Propos recueillis par Jean-François Perrier

Quel pourrait être le message du Nouveau Roman ?


Christophe Honoré : Il est très simple. Il affirme que c’est la forme du récit qui fait le récit, et non le récit lui-même. Il affirme qu’il n’y a pas de sujet, et que l’écrivain, après les horreurs de la Seconde Guerre mondiale et des guerres coloniales, ne doit pas devenir un expert, c’est-à-dire une instance qui sait et qui délivre un message à ses lecteurs, mais au contraire, la personne qui ne sait pas et dont les livres doivent porter la trace de son incapacité à exprimer le monde.

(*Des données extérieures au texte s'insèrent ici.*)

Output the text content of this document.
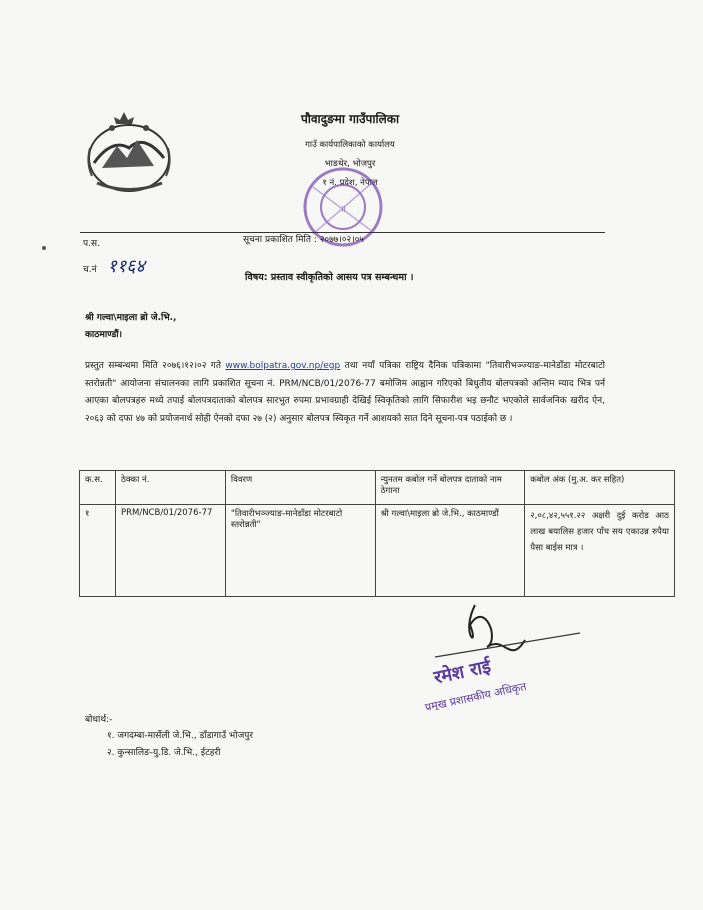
पौवादुङमा गाउँपालिका
गाउँ कार्यपालिकाको कार्यालय
भाङथेर, भोजपुर
१ नं. प्रदेश, नेपाल
॥
प.स.
च.नं ११६४
सूचना प्रकाशित मिति : २०७७।०२।०५
विषय: प्रस्ताव स्वीकृतिको आसय पत्र सम्बन्धमा ।
श्री गल्वा\माइला ब्रो जे.भि.,
काठमाण्डौं।
प्रस्तुत सम्बन्धमा मिति २०७६।१२।०२ गते www.bolpatra.gov.np/egp तथा नयाँ पत्रिका राष्ट्रिय दैनिक पत्रिकामा "तिवारीभञ्ज्याङ-मानेडाँडा मोटरबाटो स्तरोन्नती" आयोजना संचालनका लागि प्रकाशित सूचना नं. PRM/NCB/01/2076-77 बमोजिम आह्वान गरिएको बिधुतीय बोलपत्रको अन्तिम म्याद भित्र पर्न आएका बोलपत्रहरु मध्ये तपाई बोलपत्रदाताको बोलपत्र सारभुत रुपमा प्रभावग्राही देखिई स्विकृतिको लागि सिफारीश भइ छनौट भएकोले सार्वजनिक खरीद ऐन, २०६३ को दफा ४७ को प्रयोजनार्थ सोही ऐनको दफा २७ (२) अनुसार बोलपत्र स्विकृत गर्ने आशयको सात दिने सूचना-पत्र पठाईको छ ।
क.स.	ठेक्का नं.	विवरण	न्युनतम कबोल गर्ने बोलपत्र दाताको नाम ठेगाना	कबोल अंक (मु.अ. कर सहित)
१	PRM/NCB/01/2076-77	"तिवारीभञ्ज्याङ-मानेडाँडा मोटरबाटो स्तरोन्नती"	श्री गल्वा\माइला ब्रो जे.भि., काठमाण्डौं	२,०८,४२,५५१.२२ अक्षरी दुई करोड आठ लाख बयालिस हजार पाँच सय एकाउन्न रुपैया पैसा बाईस मात्र ।
रमेश राई
प्रमुख प्रशासकीय अधिकृत
बोधार्थ:-
१. जगदम्बा-मार्सेली जे.भि., डाँडागाउँ भोजपुर
२. कुन्सालिङ-यु.डि. जे.भि., ईटहरी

Aujourd’hui, j’ai un sentiment très fort de retour en arrière par rapport à ces questions.


Comment imaginez-vous la pièce que vous écrivez sur les écrivains du Nouveau Roman ?


Ce ne sera pas un « Son et Lumière » sur le Nouveau Roman… Au théâtre, mon plaisir réside avant tout dans la direction des comédiens. Donc, rencontrer des acteurs pour leur dire : « Toi, tu vas être Marguerite Duras, toi, tu vas être Nathalie Sarraute, toi, tu vas être Alain Robbe-Grillet », c’est très excitant. Surtout si j’ajoute qu’il n’est pas question de faire des biopics sur ces écrivains. Nous ne rechercherons pas la ressemblance avec eux, ni le mimétisme : il s’agira plutôt d’être « traversés » par eux, et pas seulement par leurs oeuvres. Cette incarnation d’un écrivain sur le plateau me fascine parce que, souvent, c’est raté au cinéma, à cause des conventions et des convenances. Sur scène, il y aura donc des corps d’écrivains qui ne seront pas réduits à leur fonction, à leur écriture, à leur travail. Et des corps souvent jeunes, pour jouer des femmes et des hommes qui ne l’étaient plus vraiment, afin d’établir immédiatement une distance par rapport au réel. C’est pour la même raison que des femmes vont jouer des hommes. J’espère qu’ils formeront une bande, à l’image de celle formée par leurs personnages.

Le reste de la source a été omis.